Software defined everything [SDx]
Binesh George, CEO of Redvine Networks
The importance of the connected business in a digital world has resulted in organisations reprioritising how they view and manage data.
Fundamental to this, is how companies link their systems to their cloud provider or even branches spread across the country or the continent. To this end, traditional networking is no longer good enough. Rather, software defined everything (SDx) is becoming the focal point.
The disruption brought about by this [SDx] to data centres and platforms is significant. In many respects, this centres around the evolution of WAN (wide area network) technologies into that of the software-defined WAN (SD-WAN).
Yes, it is about transferring the features of the old technology into the new without inheriting any of the traditional limitations. But SDx (in part through the SD-WAN) is also about the local area network, fire-walling, security, and people’s attitudes towards networking in terms of software, hardware, and applications.
Previously, dedicated hardware applications with specialised assets for networking were needed. But thanks to SDx, companies can now use processor-based computing to perform networking tasks that used to rely on dedicated chipsets. Of course, the new technology also brings with it the advanced features that people did not have access to before. Think about the likes of automated rooting, machine learning, and even artificial intelligence that is now possible through SDx.
We are always striving to approach the point where the network can be seamless and run itself.
Those cynical about the benefits of embracing SDx and SD-WAN as a business approach must understand it is the new standard of doing things. Even companies who only have a single branch is still considered a multi-site environment given their connectivity to the cloud.
And irrespective of their focus area, company size, or industry sector, the network will always be relevant. For those smaller organisations without the resources (in staff and equipment) of their larger counterparts, SD-WAN comes into its own. It brings an agility previously only accessible to the richest organisations. Gone is the cookie-cutter approach of the past. Today, the network is something that can be completely customised according to organisational requirements.

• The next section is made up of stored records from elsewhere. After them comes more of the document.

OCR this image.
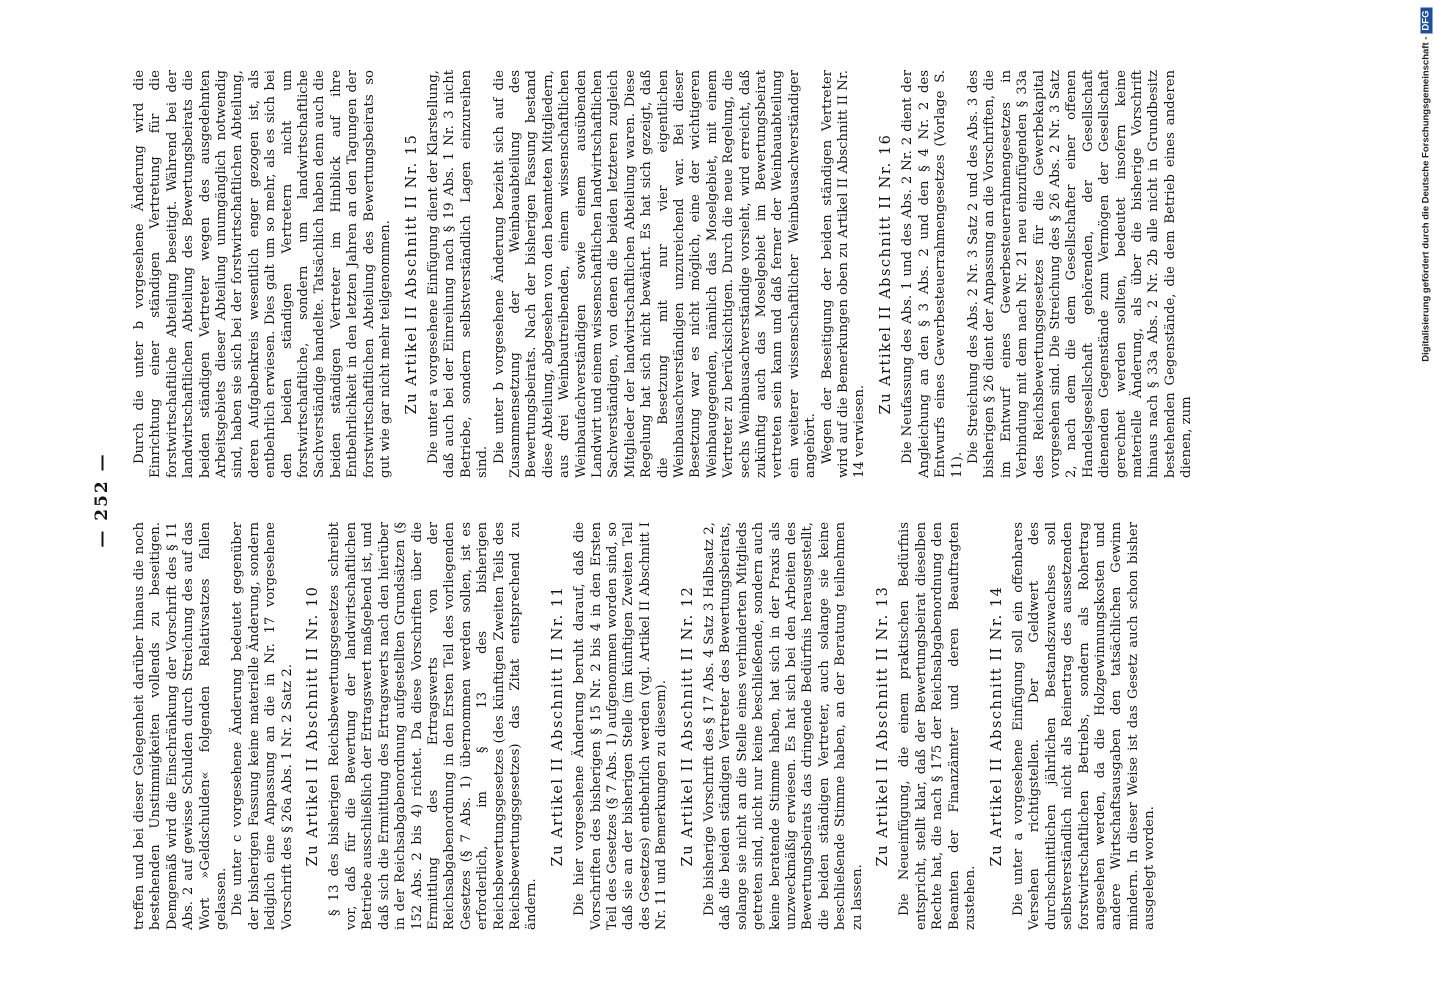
— 252 —

treffen und bei dieser Gelegenheit darüber hinaus die noch bestehenden Unstimmigkeiten vollends zu beseitigen. Demgemäß wird die Einschränkung der Vorschrift des § 11 Abs. 2 auf gewisse Schulden durch Streichung des auf das Wort »Geldschulden« folgenden Relativsatzes fallen gelassen. Die unter c vorgesehene Änderung bedeutet gegenüber der bisherigen Fassung keine materielle Änderung, sondern lediglich eine Anpassung an die in Nr. 17 vorgesehene Vorschrift des § 26a Abs. 1 Nr. 2 Satz 2. Zu Artikel II Abschnitt II Nr. 10 § 13 des bisherigen Reichsbewertungsgesetzes schreibt vor, daß für die Bewertung der landwirtschaftlichen Betriebe ausschließlich der Ertragswert maßgebend ist, und daß sich die Ermittlung des Ertragswerts nach den hierüber in der Reichsabgabenordnung aufgestellten Grundsätzen (§ 152 Abs. 2 bis 4) richtet. Da diese Vorschriften über die Ermittlung des Ertragswerts von der Reichsabgabenordnung in den Ersten Teil des vorliegenden Gesetzes (§ 7 Abs. 1) übernommen werden sollen, ist es erforderlich, im § 13 des bisherigen Reichsbewertungsgesetzes (des künftigen Zweiten Teils des Reichsbewertungsgesetzes) das Zitat entsprechend zu ändern.

Zu Artikel II Abschnitt II Nr. 11 Die hier vorgesehene Änderung beruht darauf, daß die Vorschriften des bisherigen § 15 Nr. 2 bis 4 in den Ersten Teil des Gesetzes (§ 7 Abs. 1) aufgenommen worden sind, so daß sie an der bisherigen Stelle (im künftigen Zweiten Teil des Gesetzes) entbehrlich werden (vgl. Artikel II Abschnitt I Nr. 11 und Bemerkungen zu diesem). Zu Artikel II Abschnitt II Nr. 12 Die bisherige Vorschrift des § 17 Abs. 4 Satz 3 Halbsatz 2, daß die beiden ständigen Vertreter des Bewertungsbeirats, solange sie nicht an die Stelle eines verhinderten Mitglieds getreten sind, nicht nur keine beschließende, sondern auch keine beratende Stimme haben, hat sich in der Praxis als unzweckmäßig erwiesen. Es hat sich bei den Arbeiten des Bewertungsbeirats das dringende Bedürfnis herausgestellt, die beiden ständigen Vertreter, auch solange sie keine beschließende Stimme haben, an der Beratung teilnehmen zu lassen.

Zu Artikel II Abschnitt II Nr. 13 Die Neueinfügung, die einem praktischen Bedürfnis entspricht, stellt klar, daß der Bewertungsbeirat dieselben Rechte hat, die nach § 175 der Reichsabgabenordnung den Beamten der Finanzämter und deren Beauftragten zustehen.

Zu Artikel II Abschnitt II Nr. 14 Die unter a vorgesehene Einfügung soll ein offenbares Versehen richtigstellen. Der Geldwert des durchschnittlichen jährlichen Bestandszuwachses soll selbstverständlich nicht als Reinertrag des aussetzenden forstwirtschaftlichen Betriebs, sondern als Rohertrag angesehen werden, da die Holzgewinnungskosten und andere Wirtschaftsausgaben den tatsächlichen Gewinn mindern. In dieser Weise ist das Gesetz auch schon bisher ausgelegt worden.

Durch die unter b vorgesehene Änderung wird die Einrichtung einer ständigen Vertretung für die forstwirtschaftliche Abteilung beseitigt. Während bei der landwirtschaftlichen Abteilung des Bewertungsbeirats die beiden ständigen Vertreter wegen des ausgedehnten Arbeitsgebiets dieser Abteilung unumgänglich notwendig sind, haben sie sich bei der forstwirtschaftlichen Abteilung, deren Aufgabenkreis wesentlich enger gezogen ist, als entbehrlich erwiesen. Dies galt um so mehr, als es sich bei den beiden ständigen Vertretern nicht um forstwirtschaftliche, sondern um landwirtschaftliche Sachverständige handelte. Tatsächlich haben denn auch die beiden ständigen Vertreter im Hinblick auf ihre Entbehrlichkeit in den letzten Jahren an den Tagungen der forstwirtschaftlichen Abteilung des Bewertungsbeirats so gut wie gar nicht mehr teilgenommen. Zu Artikel II Abschnitt II Nr. 15 Die unter a vorgesehene Einfügung dient der Klarstellung, daß auch bei der Einreihung nach § 19 Abs. 1 Nr. 3 nicht Betriebe, sondern selbstverständlich Lagen einzureihen sind. Die unter b vorgesehene Änderung bezieht sich auf die Zusammensetzung der Weinbauabteilung des Bewertungsbeirats. Nach der bisherigen Fassung bestand diese Abteilung, abgesehen von den beamteten Mitgliedern, aus drei Weinbautreibenden, einem wissenschaftlichen Weinbaufachverständigen sowie einem ausübenden Landwirt und einem wissenschaftlichen landwirtschaftlichen Sachverständigen, von denen die beiden letzteren zugleich Mitglieder der landwirtschaftlichen Abteilung waren. Diese Regelung hat sich nicht bewährt. Es hat sich gezeigt, daß die Besetzung mit nur vier eigentlichen Weinbausachverständigen unzureichend war. Bei dieser Besetzung war es nicht möglich, eine der wichtigeren Weinbaugegenden, nämlich das Moselgebiet, mit einem Vertreter zu berücksichtigen. Durch die neue Regelung, die sechs Weinbausachverständige vorsieht, wird erreicht, daß zukünftig auch das Moselgebiet im Bewertungsbeirat vertreten sein kann und daß ferner der Weinbauabteilung ein weiterer wissenschaftlicher Weinbausachverständiger angehört. Wegen der Beseitigung der beiden ständigen Vertreter wird auf die Bemerkungen oben zu Artikel II Abschnitt II Nr. 14 verwiesen.

Zu Artikel II Abschnitt II Nr. 16 Die Neufassung des Abs. 1 und des Abs. 2 Nr. 2 dient der Angleichung an den § 3 Abs. 2 und den § 4 Nr. 2 des Entwurfs eines Gewerbesteuerrahmengesetzes (Vorlage S. 11).

Die Streichung des Abs. 2 Nr. 3 Satz 2 und des Abs. 3 des bisherigen § 26 dient der Anpassung an die Vorschriften, die im Entwurf eines Gewerbesteuerrahmengesetzes in Verbindung mit dem nach Nr. 21 neu einzufügenden § 33a des Reichsbewertungsgesetzes für die Gewerbekapital vorgesehen sind. Die Streichung des § 26 Abs. 2 Nr. 3 Satz 2, nach dem die dem Gesellschafter einer offenen Handelsgesellschaft gehörenden, der Gesellschaft dienenden Gegenstände zum Vermögen der Gesellschaft gerechnet werden sollten, bedeutet insofern keine materielle Änderung, als über die bisherige Vorschrift hinaus nach § 33a Abs. 2 Nr. 2b alle nicht in Grundbesitz bestehenden Gegenstände, die dem Betrieb eines anderen dienen, zum

Digitalisierung gefördert durch die Deutsche Forschungsgemeinschaft -DFG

Thanks to SDx and SD-WAN, the network now fits the business and not the other way around.
Making the transition
But before the transition can be made, decision-makers must understand their network operations before being fully able to leverage the new technology. They must be cognisant of how much their running costs are when it comes to routers, firewalls, and the associated network infrastructure. Also, what is the return on investment they are currently getting as opposed to the potential of transitioning to an SDx environment?
Part of this is to gain an understanding of not only the cost implications of outages, but also risk exposure of remaining on the old technology versus migrating to a new environment. All this points to how much the business is prepared to evolve with technology or risk falling behind.
If these questions are not addressed, customers do not have the insights required on how their networks are operating. This lack of operational understanding of what is in their environment requires a learning phase before deploying the likes of an SD-WAN.
Change management becomes a significant challenge as there are those organisations who feel comfortable in the status quo and are unwilling to adapt to new data centre requirements. But if they are to remain relevant in a world where data access and connectivity are fundamental to success, they must move out of their comfort zones and embrace the new way of networking.